In a unanimous decision Thursday, the Supreme Court reaffirmed whistleblower protections guaranteed under the Sarbanes-Oxley Act.

The case, Murray v. UBS Securities, centered around the termination of former UBS analyst Trevor Murray, who was tasked with writing independent research reports on UBS’s commercial mortgage-backed securities (CMBS). Murray blew the whistle after he alleged he was pressured to write reports in a way that favored UBS’s products and sales strategies.

In its ruling, the court said whistleblowers don’t have to prove they were terminated because of “retaliatory intent”—a decision expected to set a precedent that impacts all corporate internal reporting cases in favor of whistleblowers.

The details: In 2011, two leaders on UBS’s CMBS desk pressured Murray to skew his reports to be more supportive of their business strategies, instructing him to “‘clear [his] research articles with the desk’” before publishing, as detailed in the court’s opinion.

Murray alerted his direct supervisor about the behavior but was told to “‘write what the business line wanted,’” per the opinion. Shortly after the exchange, Murray’s direct supervisor recommended he “‘be removed from [UBS’s] head count,’” despite Murray receiving a positive performance review not long prior. UBS fired Murray in February 2012.

In 2014, Murray filed a lawsuit against UBS, claiming he was fired for blowing the whistle. In 2017, a federal jury awarded him $903,300.

However, in 2022, the U.S. Court of Appeals for the Second Circuit overturned the decision, with the court instructing the jury that Murray prove UBS’s “retaliatory intent.”

The Supreme Court argued the “Second Circuit erred by making proof of ‘retaliatory intent’ a requirement.” Instead, the “actionable discrimination” of a whistleblower was the real burden of proof, in the court’s opinion.

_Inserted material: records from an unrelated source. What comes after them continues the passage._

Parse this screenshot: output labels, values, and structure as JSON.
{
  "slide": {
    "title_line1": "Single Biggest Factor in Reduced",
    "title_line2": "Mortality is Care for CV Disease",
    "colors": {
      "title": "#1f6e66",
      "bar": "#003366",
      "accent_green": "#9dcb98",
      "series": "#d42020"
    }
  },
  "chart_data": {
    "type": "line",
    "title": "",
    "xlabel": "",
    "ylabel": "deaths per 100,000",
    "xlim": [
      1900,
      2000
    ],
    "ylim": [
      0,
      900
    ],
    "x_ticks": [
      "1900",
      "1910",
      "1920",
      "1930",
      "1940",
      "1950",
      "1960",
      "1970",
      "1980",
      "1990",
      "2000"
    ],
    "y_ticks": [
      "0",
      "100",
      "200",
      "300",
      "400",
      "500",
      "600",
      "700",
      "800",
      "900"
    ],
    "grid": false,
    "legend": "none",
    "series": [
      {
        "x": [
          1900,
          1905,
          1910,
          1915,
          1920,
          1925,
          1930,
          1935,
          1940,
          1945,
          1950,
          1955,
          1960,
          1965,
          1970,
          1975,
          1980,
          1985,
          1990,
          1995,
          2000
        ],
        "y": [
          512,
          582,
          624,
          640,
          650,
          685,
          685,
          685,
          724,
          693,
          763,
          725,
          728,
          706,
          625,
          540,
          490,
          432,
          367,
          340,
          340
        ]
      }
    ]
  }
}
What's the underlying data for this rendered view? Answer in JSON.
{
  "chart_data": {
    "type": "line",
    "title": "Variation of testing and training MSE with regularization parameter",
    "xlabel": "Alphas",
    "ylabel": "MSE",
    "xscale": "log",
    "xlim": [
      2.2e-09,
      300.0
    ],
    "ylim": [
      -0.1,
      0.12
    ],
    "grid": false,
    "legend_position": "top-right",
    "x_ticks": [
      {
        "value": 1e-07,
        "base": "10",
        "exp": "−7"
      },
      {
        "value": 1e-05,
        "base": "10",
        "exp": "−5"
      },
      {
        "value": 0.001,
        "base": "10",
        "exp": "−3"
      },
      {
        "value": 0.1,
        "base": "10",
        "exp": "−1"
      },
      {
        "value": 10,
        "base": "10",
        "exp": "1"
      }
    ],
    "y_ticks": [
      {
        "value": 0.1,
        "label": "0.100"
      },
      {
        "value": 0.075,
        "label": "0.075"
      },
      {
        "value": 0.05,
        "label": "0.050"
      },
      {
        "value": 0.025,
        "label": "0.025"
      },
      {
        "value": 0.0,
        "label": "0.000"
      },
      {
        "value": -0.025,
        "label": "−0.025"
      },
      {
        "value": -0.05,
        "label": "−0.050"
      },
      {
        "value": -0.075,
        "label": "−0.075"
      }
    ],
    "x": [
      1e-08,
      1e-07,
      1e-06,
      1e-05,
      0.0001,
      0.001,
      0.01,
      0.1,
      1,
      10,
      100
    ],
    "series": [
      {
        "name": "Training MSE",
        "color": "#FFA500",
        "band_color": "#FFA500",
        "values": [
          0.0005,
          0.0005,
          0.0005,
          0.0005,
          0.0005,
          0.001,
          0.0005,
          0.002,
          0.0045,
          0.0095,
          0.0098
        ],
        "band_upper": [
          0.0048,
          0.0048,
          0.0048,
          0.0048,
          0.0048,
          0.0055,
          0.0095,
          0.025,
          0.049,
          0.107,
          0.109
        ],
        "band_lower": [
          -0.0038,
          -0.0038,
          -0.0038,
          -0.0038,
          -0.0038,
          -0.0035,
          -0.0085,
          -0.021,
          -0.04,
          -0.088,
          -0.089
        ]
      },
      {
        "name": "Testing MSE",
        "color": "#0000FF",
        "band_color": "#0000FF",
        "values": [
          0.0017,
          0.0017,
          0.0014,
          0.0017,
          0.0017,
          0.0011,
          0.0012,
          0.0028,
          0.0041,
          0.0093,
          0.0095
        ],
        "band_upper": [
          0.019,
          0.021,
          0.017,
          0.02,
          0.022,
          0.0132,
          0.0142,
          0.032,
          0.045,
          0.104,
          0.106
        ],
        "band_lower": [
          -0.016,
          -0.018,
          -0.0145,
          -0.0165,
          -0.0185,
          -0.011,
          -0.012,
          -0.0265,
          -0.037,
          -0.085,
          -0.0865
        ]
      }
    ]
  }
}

With the ruling, UBS must pay Murray the $903,300.

Robert Herbst, Murray’s lead trial attorney and counsel of record in the Supreme Court, called the decision “a significant victory across the board” for whistleblower protections, whether it be at the corporate level, governmental, or nongovernmental.

“Effectively, the Supreme Court said it’s up to the employer to prove they lacked retaliatory intent,” Herbst said when reached by phone Friday. “The whistleblower only has to prove that his or her protected activity was a contributing factor.”

UBS did not respond to a request for comment.